Aidan aún no había asumido como Alfa, pero su destino ya estaba marcado. Su padre, el líder del Clan, estaba enfermo y cercano al final. Por eso, comenzó a prepararlo, recordándole la importancia de tener una Luna a su lado en su futuro liderazgo.

Aidan no tenía dudas sobre quién debía ser esa Luna.

Con la decisión tomada, organizó una cena para formalizar el compromiso. El Alfa no pudo asistir por su estado, pero sí lo hizo Lucaon, el padre de las mellizas. Somalia se sentó junto a Aidan, mientras Asiget ocupaba un lugar al lado de su padre.

Aidan, sentado en la cabecera, sostenía la mano de Somalia.

—Oficialmente, Soma y yo estamos comprometidos —declaró con seguridad, dirigiendo su mirada hacia Lucaon—. Cuando asuma el puesto de Alfa, ella será mi Luna.

El rostro de Lucaon se iluminó y una sonrisa amplia se dibujó en sus labios mientras comenzaba a aplaudir con entusiasmo.

—¡Estoy encantado con esta noticia! ¡Bravo, bravo! —expresó con satisfacción, antes de girar la cabeza hacia su otra hija—. ¡Asiget, felicita a Somalia! ¡Tu hermana mayor se convertirá en una Luna!

Asiget sostuvo la mirada de su padre por un instante. Se sentía genuinamente feliz por Somalia, pero al mismo tiempo, había una parte de ella que no podía estar contenta.

—Muchas felicidades a los dos —dijo finalmente, con una voz que no dejó entrever lo que realmente sentía.

—Aidan, tienes mucha suerte de casarte con mi hija —agregó Lucaon—. Deberías sentirte orgulloso de que ella te ame tanto.

—Por supuesto. Es un honor tomar como esposa a una loba que pertenece a una familia de alto linaje y con un don tan especial —afirmó Aidan—. Pero no es por eso que me caso con ella. Lo hago porque la amo.

La sangre de Somalia y Asiget era pura y sumamente valiosa dentro del Clan. Tenía la capacidad de neutralizar cualquier veneno y curar enfermedades. Pero su característica más valiosa es que su sangre continúa produciendo, esta abundancia permitía usarla para crear antídotos y remedios, aumentando aún más su valor dentro del Clan.

—Espero que pronto tengan hijos —añadió Lucaon—. La familia se ha reducido y solo mis dos hijas conservan ese don. Yo no lo poseo. Lo ideal sería que Soma se embarace pronto y tenga tantos hijos como sea posible: no todos lo heredan, pero cuantos más haya, mayores serán las probabilidades de preservarlo y evitar que el linaje se pierda.

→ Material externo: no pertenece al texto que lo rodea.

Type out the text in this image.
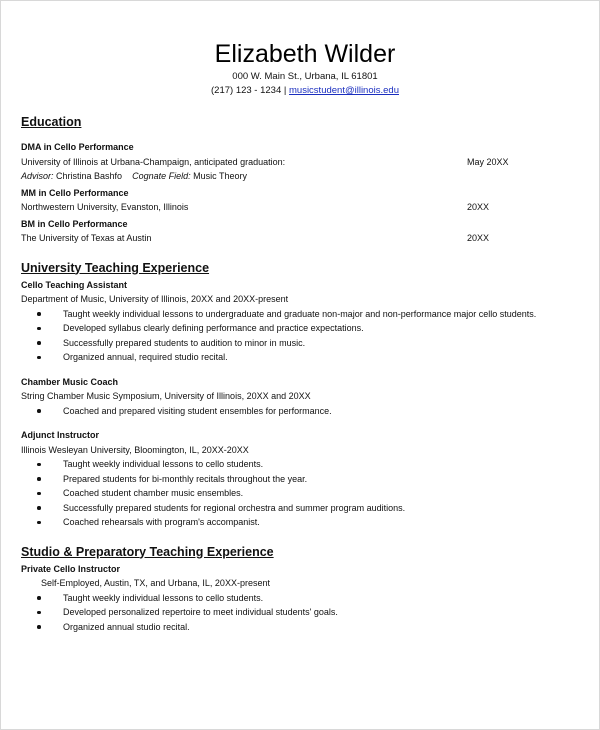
Elizabeth Wilder
000 W. Main St., Urbana, IL 61801
(217) 123 - 1234 | musicstudent@illinois.edu
Education
DMA in Cello Performance
University of Illinois at Urbana-Champaign, anticipated graduation:	May 20XX
Advisor: Christina Bashfo Cognate Field: Music Theory
MM in Cello Performance
Northwestern University, Evanston, Illinois	20XX
BM in Cello Performance
The University of Texas at Austin	20XX
University Teaching Experience
Cello Teaching Assistant
Department of Music, University of Illinois, 20XX and 20XX-present
Taught weekly individual lessons to undergraduate and graduate non-major and non-performance major cello students.
Developed syllabus clearly defining performance and practice expectations.
Successfully prepared students to audition to minor in music.
Organized annual, required studio recital.
Chamber Music Coach
String Chamber Music Symposium, University of Illinois, 20XX and 20XX
Coached and prepared visiting student ensembles for performance.
Adjunct Instructor
Illinois Wesleyan University, Bloomington, IL, 20XX-20XX
Taught weekly individual lessons to cello students.
Prepared students for bi-monthly recitals throughout the year.
Coached student chamber music ensembles.
Successfully prepared students for regional orchestra and summer program auditions.
Coached rehearsals with program's accompanist.
Studio & Preparatory Teaching Experience
Private Cello Instructor
Self-Employed, Austin, TX, and Urbana, IL, 20XX-present
Taught weekly individual lessons to cello students.
Developed personalized repertoire to meet individual students' goals.
Organized annual studio recital.
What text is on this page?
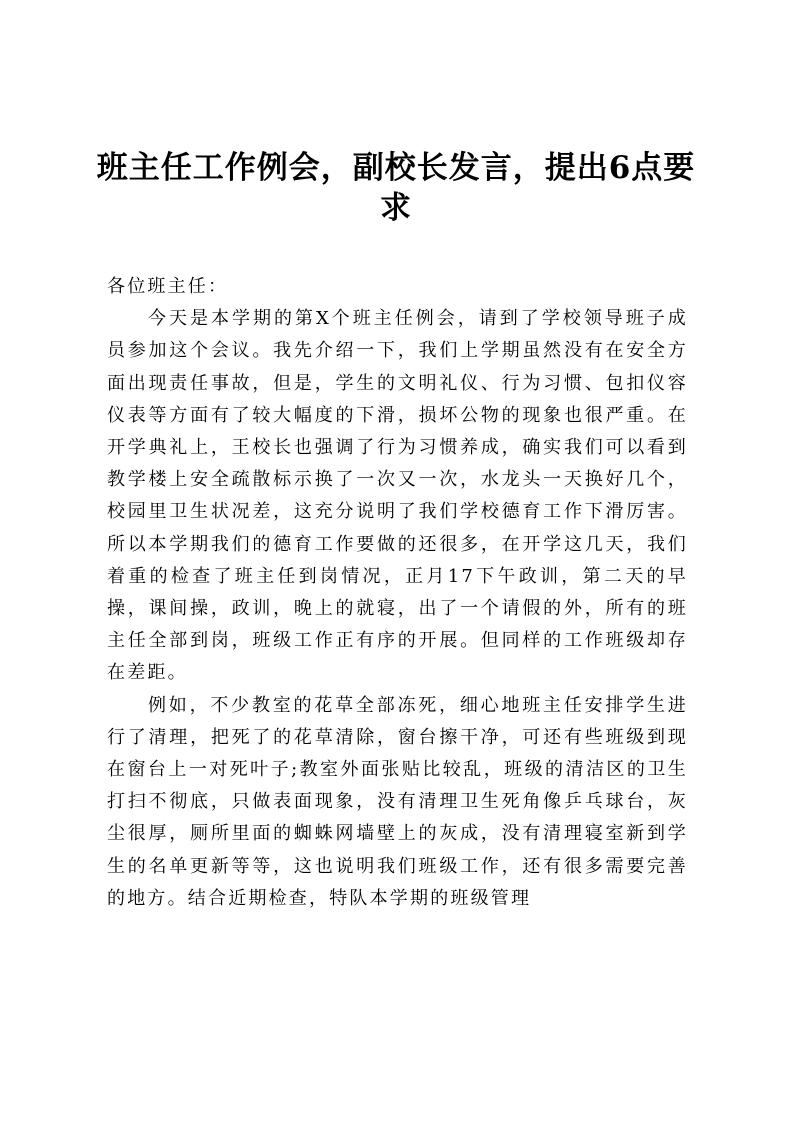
班主任工作例会，副校长发言，提出6点要求

各位班主任：

今天是本学期的第X个班主任例会，请到了学校领导班子成员参加这个会议。我先介绍一下，我们上学期虽然没有在安全方面出现责任事故，但是，学生的文明礼仪、行为习惯、包扣仪容仪表等方面有了较大幅度的下滑，损坏公物的现象也很严重。在开学典礼上，王校长也强调了行为习惯养成，确实我们可以看到教学楼上安全疏散标示换了一次又一次，水龙头一天换好几个，校园里卫生状况差，这充分说明了我们学校德育工作下滑厉害。所以本学期我们的德育工作要做的还很多，在开学这几天，我们着重的检查了班主任到岗情况，正月17下午政训，第二天的早操，课间操，政训，晚上的就寝，出了一个请假的外，所有的班主任全部到岗，班级工作正有序的开展。但同样的工作班级却存在差距。

例如，不少教室的花草全部冻死，细心地班主任安排学生进行了清理，把死了的花草清除，窗台擦干净，可还有些班级到现在窗台上一对死叶子;教室外面张贴比较乱，班级的清洁区的卫生打扫不彻底，只做表面现象，没有清理卫生死角像乒乓球台，灰尘很厚，厕所里面的蜘蛛网墙壁上的灰成，没有清理寝室新到学生的名单更新等等，这也说明我们班级工作，还有很多需要完善的地方。结合近期检查，特队本学期的班级管理
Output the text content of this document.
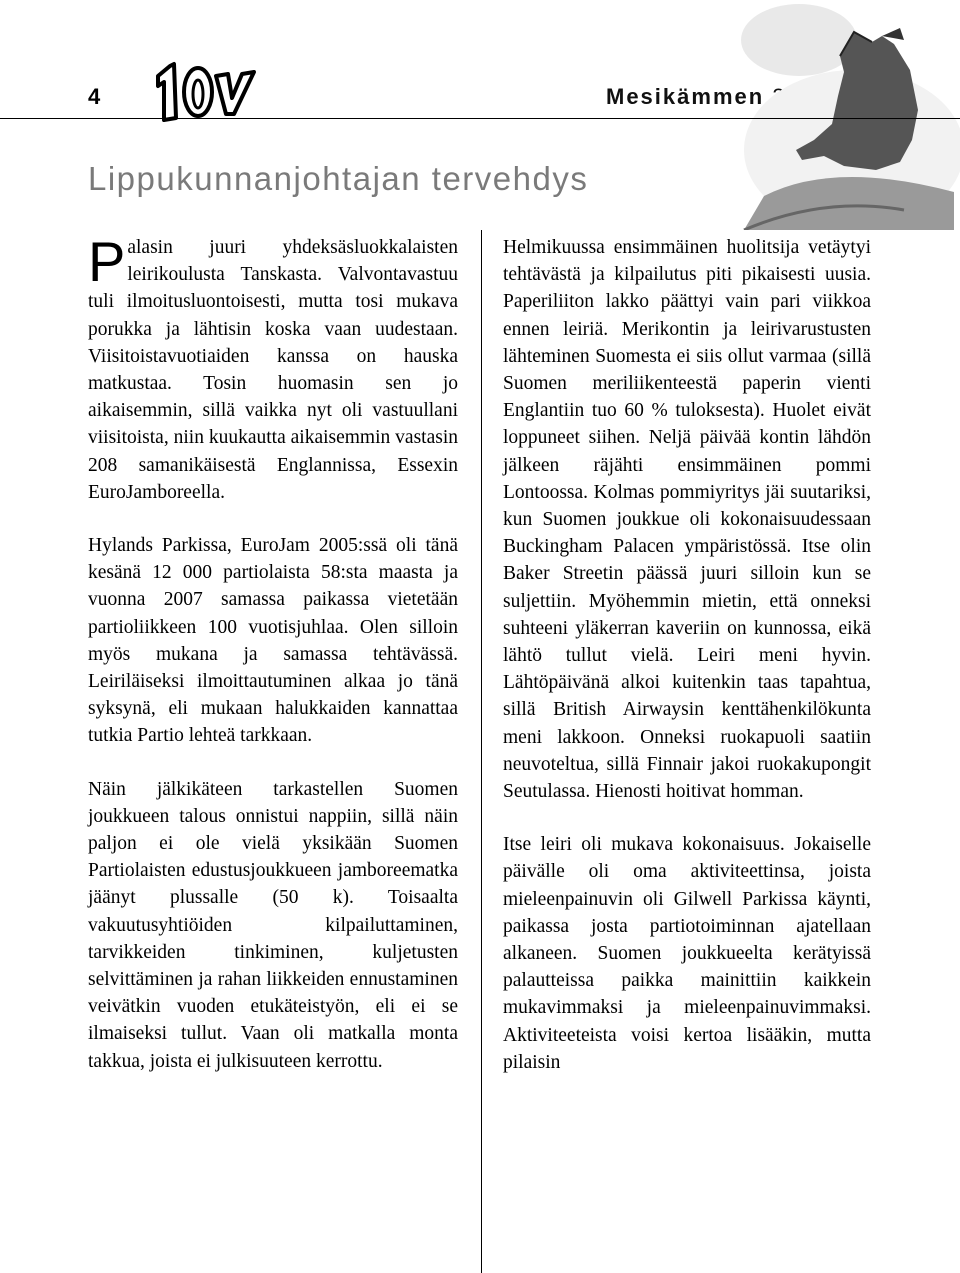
4	Mesikämmen
Lippukunnanjohtajan tervehdys

Palasin juuri yhdeksäsluokkalaisten leirikoulusta Tanskasta. Valvontavastuu tuli ilmoitusluontoisesti, mutta tosi mukava porukka ja lähtisin koska vaan uudestaan. Viisitoistavuotiaiden kanssa on hauska matkustaa. Tosin huomasin sen jo aikaisemmin, sillä vaikka nyt oli vastuullani viisitoista, niin kuukautta aikaisemmin vastasin 208 samanikäisestä Englannissa, Essexin EuroJamboreella.

Hylands Parkissa, EuroJam 2005:ssä oli tänä kesänä 12 000 partiolaista 58:sta maasta ja vuonna 2007 samassa paikassa vietetään partioliikkeen 100 vuotisjuhlaa. Olen silloin myös mukana ja samassa tehtävässä. Leiriläiseksi ilmoittautuminen alkaa jo tänä syksynä, eli mukaan halukkaiden kannattaa tutkia Partio lehteä tarkkaan.

Näin jälkikäteen tarkastellen Suomen joukkueen talous onnistui nappiin, sillä näin paljon ei ole vielä yksikään Suomen Partiolaisten edustusjoukkueen jamboreematka jäänyt plussalle (50 k). Toisaalta vakuutusyhtiöiden kilpailuttaminen, tarvikkeiden tinkiminen, kuljetusten selvittäminen ja rahan liikkeiden ennustaminen veivätkin vuoden etukäteistyön, eli ei se ilmaiseksi tullut. Vaan oli matkalla monta takkua, joista ei julkisuuteen kerrottu.

Helmikuussa ensimmäinen huolitsija vetäytyi tehtävästä ja kilpailutus piti pikaisesti uusia. Paperiliiton lakko päättyi vain pari viikkoa ennen leiriä. Merikontin ja leirivarustusten lähteminen Suomesta ei siis ollut varmaa (sillä Suomen meriliikenteestä paperin vienti Englantiin tuo 60 % tuloksesta). Huolet eivät loppuneet siihen. Neljä päivää kontin lähdön jälkeen räjähti ensimmäinen pommi Lontoossa. Kolmas pommiyritys jäi suutariksi, kun Suomen joukkue oli kokonaisuudessaan Buckingham Palacen ympäristössä. Itse olin Baker Streetin päässä juuri silloin kun se suljettiin. Myöhemmin mietin, että onneksi suhteeni yläkerran kaveriin on kunnossa, eikä lähtö tullut vielä. Leiri meni hyvin. Lähtöpäivänä alkoi kuitenkin taas tapahtua, sillä British Airwaysin kenttähenkilökunta meni lakkoon. Onneksi ruokapuoli saatiin neuvoteltua, sillä Finnair jakoi ruokakupongit Seutulassa. Hienosti hoitivat homman.

Itse leiri oli mukava kokonaisuus. Jokaiselle päivälle oli oma aktiviteettinsa, joista mieleenpainuvin oli Gilwell Parkissa käynti, paikassa josta partiotoiminnan ajatellaan alkaneen. Suomen joukkueelta kerätyissä palautteissa paikka mainittiin kaikkein mukavimmaksi ja mieleenpainuvimmaksi. Aktiviteeteista voisi kertoa lisääkin, mutta pilaisin
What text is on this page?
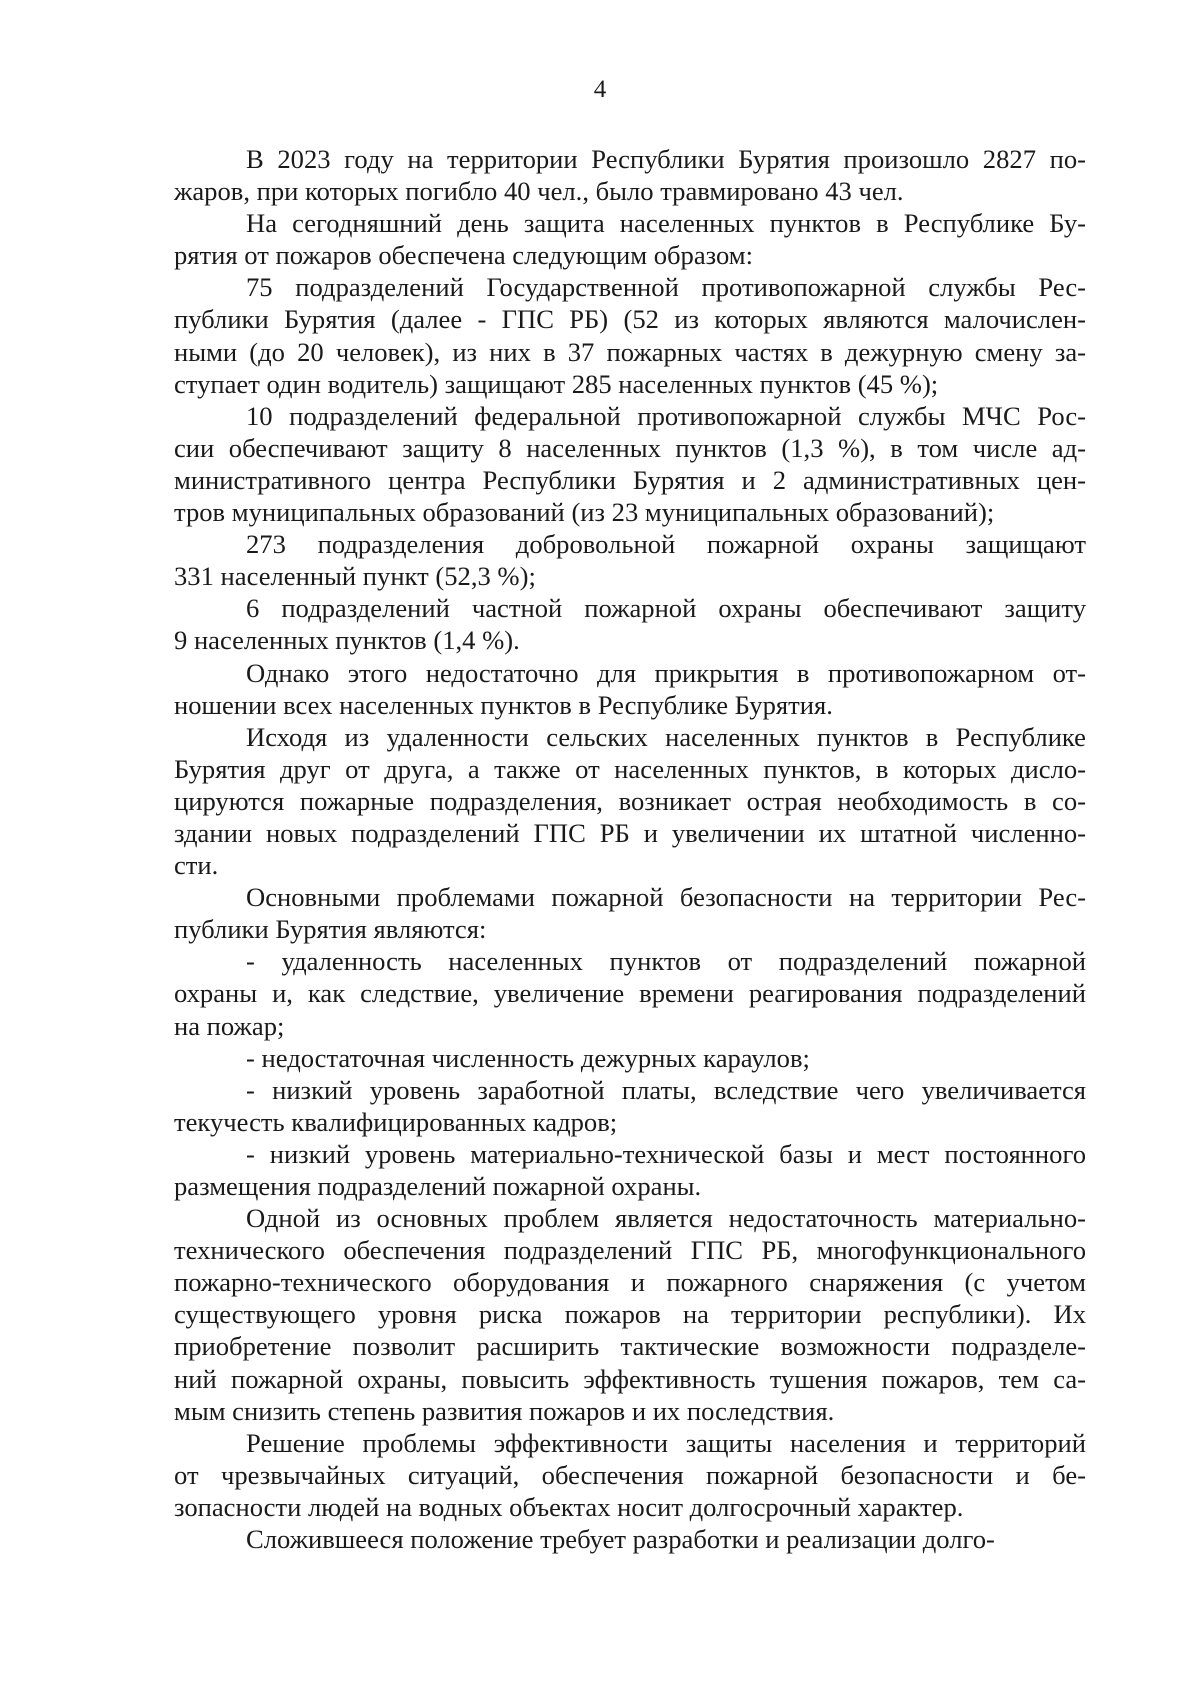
4
В 2023 году на территории Республики Бурятия произошло 2827 по-
жаров, при которых погибло 40 чел., было травмировано 43 чел.
На сегодняшний день защита населенных пунктов в Республике Бу-
рятия от пожаров обеспечена следующим образом:
75 подразделений Государственной противопожарной службы Рес-
публики Бурятия (далее - ГПС РБ) (52 из которых являются малочислен-
ными (до 20 человек), из них в 37 пожарных частях в дежурную смену за-
ступает один водитель) защищают 285 населенных пунктов (45 %);
10 подразделений федеральной противопожарной службы МЧС Рос-
сии обеспечивают защиту 8 населенных пунктов (1,3 %), в том числе ад-
министративного центра Республики Бурятия и 2 административных цен-
тров муниципальных образований (из 23 муниципальных образований);
273 подразделения добровольной пожарной охраны защищают
331 населенный пункт (52,3 %);
6 подразделений частной пожарной охраны обеспечивают защиту
9 населенных пунктов (1,4 %).
Однако этого недостаточно для прикрытия в противопожарном от-
ношении всех населенных пунктов в Республике Бурятия.
Исходя из удаленности сельских населенных пунктов в Республике
Бурятия друг от друга, а также от населенных пунктов, в которых дисло-
цируются пожарные подразделения, возникает острая необходимость в со-
здании новых подразделений ГПС РБ и увеличении их штатной численно-
сти.
Основными проблемами пожарной безопасности на территории Рес-
публики Бурятия являются:
- удаленность населенных пунктов от подразделений пожарной
охраны и, как следствие, увеличение времени реагирования подразделений
на пожар;
- недостаточная численность дежурных караулов;
- низкий уровень заработной платы, вследствие чего увеличивается
текучесть квалифицированных кадров;
- низкий уровень материально-технической базы и мест постоянного
размещения подразделений пожарной охраны.
Одной из основных проблем является недостаточность материально-
технического обеспечения подразделений ГПС РБ, многофункционального
пожарно-технического оборудования и пожарного снаряжения (с учетом
существующего уровня риска пожаров на территории республики). Их
приобретение позволит расширить тактические возможности подразделе-
ний пожарной охраны, повысить эффективность тушения пожаров, тем са-
мым снизить степень развития пожаров и их последствия.
Решение проблемы эффективности защиты населения и территорий
от чрезвычайных ситуаций, обеспечения пожарной безопасности и бе-
зопасности людей на водных объектах носит долгосрочный характер.
Сложившееся положение требует разработки и реализации долго-
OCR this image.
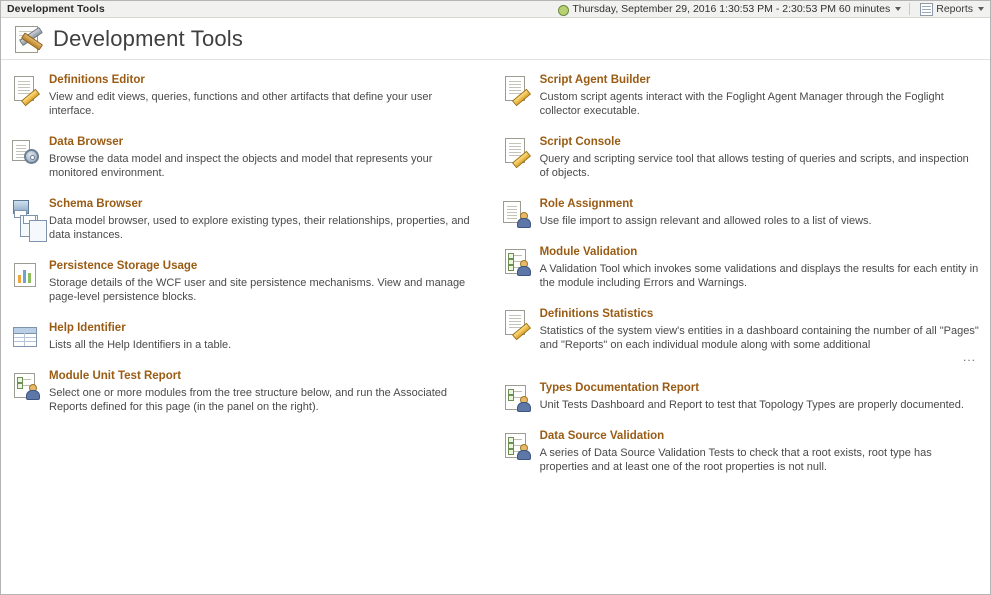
Development Tools	Thursday, September 29, 2016 1:30:53 PM - 2:30:53 PM 60 minutes	Reports
Development Tools
Definitions Editor
View and edit views, queries, functions and other artifacts that define your user interface.
Data Browser
Browse the data model and inspect the objects and model that represents your monitored environment.
Schema Browser
Data model browser, used to explore existing types, their relationships, properties, and data instances.
Persistence Storage Usage
Storage details of the WCF user and site persistence mechanisms. View and manage page-level persistence blocks.
Help Identifier
Lists all the Help Identifiers in a table.
Module Unit Test Report
Select one or more modules from the tree structure below, and run the Associated Reports defined for this page (in the panel on the right).
Script Agent Builder
Custom script agents interact with the Foglight Agent Manager through the Foglight collector executable.
Script Console
Query and scripting service tool that allows testing of queries and scripts, and inspection of objects.
Role Assignment
Use file import to assign relevant and allowed roles to a list of views.
Module Validation
A Validation Tool which invokes some validations and displays the results for each entity in the module including Errors and Warnings.
Definitions Statistics
Statistics of the system view's entities in a dashboard containing the number of all "Pages" and "Reports" on each individual module along with some additional
...
Types Documentation Report
Unit Tests Dashboard and Report to test that Topology Types are properly documented.
Data Source Validation
A series of Data Source Validation Tests to check that a root exists, root type has properties and at least one of the root properties is not null.
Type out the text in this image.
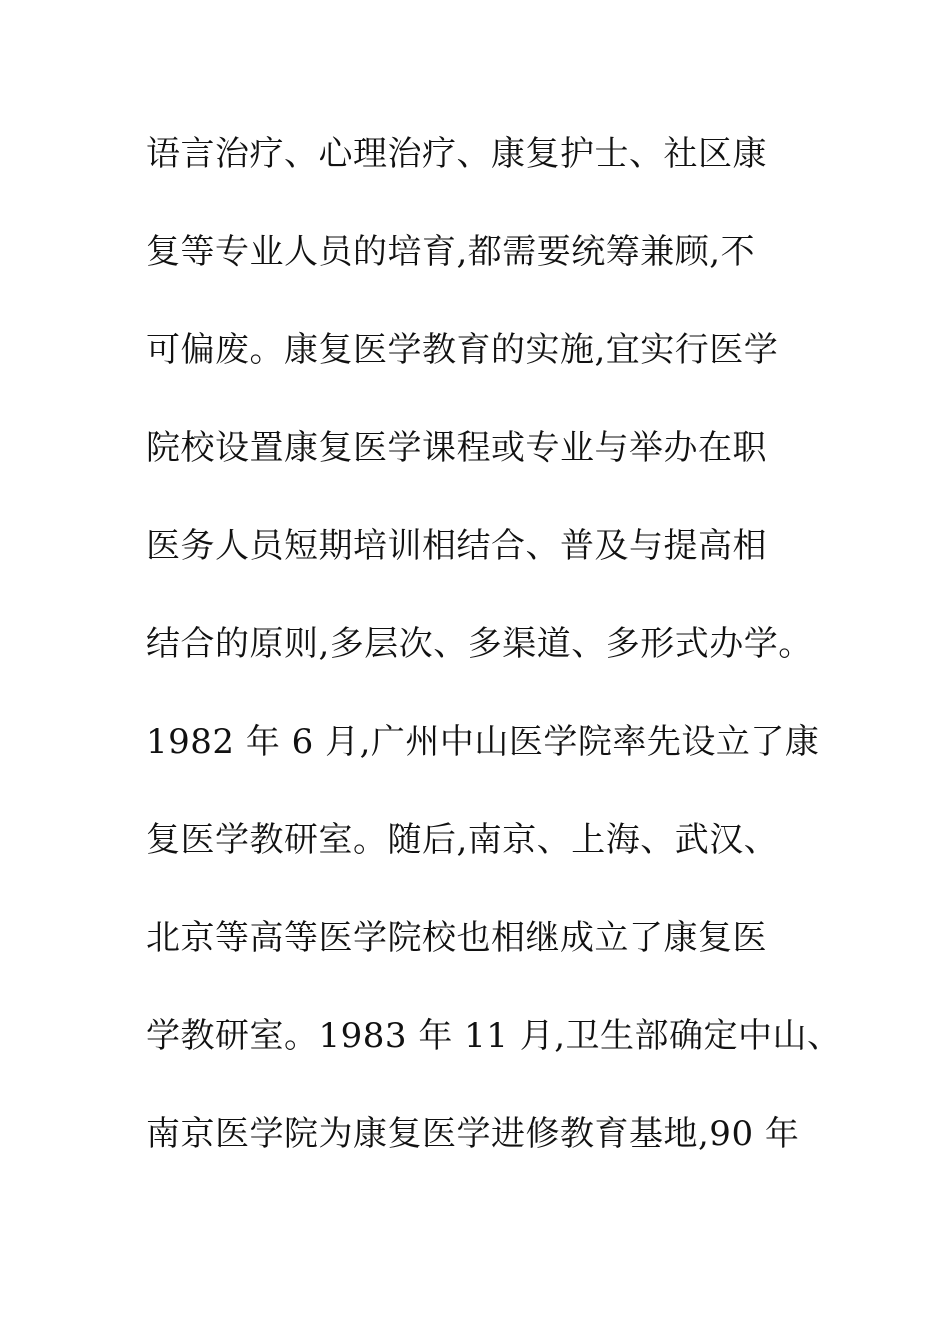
语言治疗、心理治疗、康复护士、社区康
复等专业人员的培育,都需要统筹兼顾,不
可偏废。康复医学教育的实施,宜实行医学
院校设置康复医学课程或专业与举办在职
医务人员短期培训相结合、普及与提高相
结合的原则,多层次、多渠道、多形式办学。
1982 年 6 月,广州中山医学院率先设立了康
复医学教研室。随后,南京、上海、武汉、
北京等高等医学院校也相继成立了康复医
学教研室。1983 年 11 月,卫生部确定中山、
南京医学院为康复医学进修教育基地,90 年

Todo parecía ya decidido. Sin embargo, cuando todo parecía avanzar sin obstáculos, el padre de Aidan cambió por completo el destino de Aidan y las mellizas.

—¡¿Cómo pudiste hacerme esto, padre?! —exclamó él, en la habitación del Alfa—. ¡Sabes perfectamente cuánto amo a Somalia! ¡No puedo aceptar que la entregues de esa manera, y menos a ese Alfa asqueroso! Es un anciano rodeado de concubinas, ¿por qué le darías a Somalia? ¡Ella es mi prometida!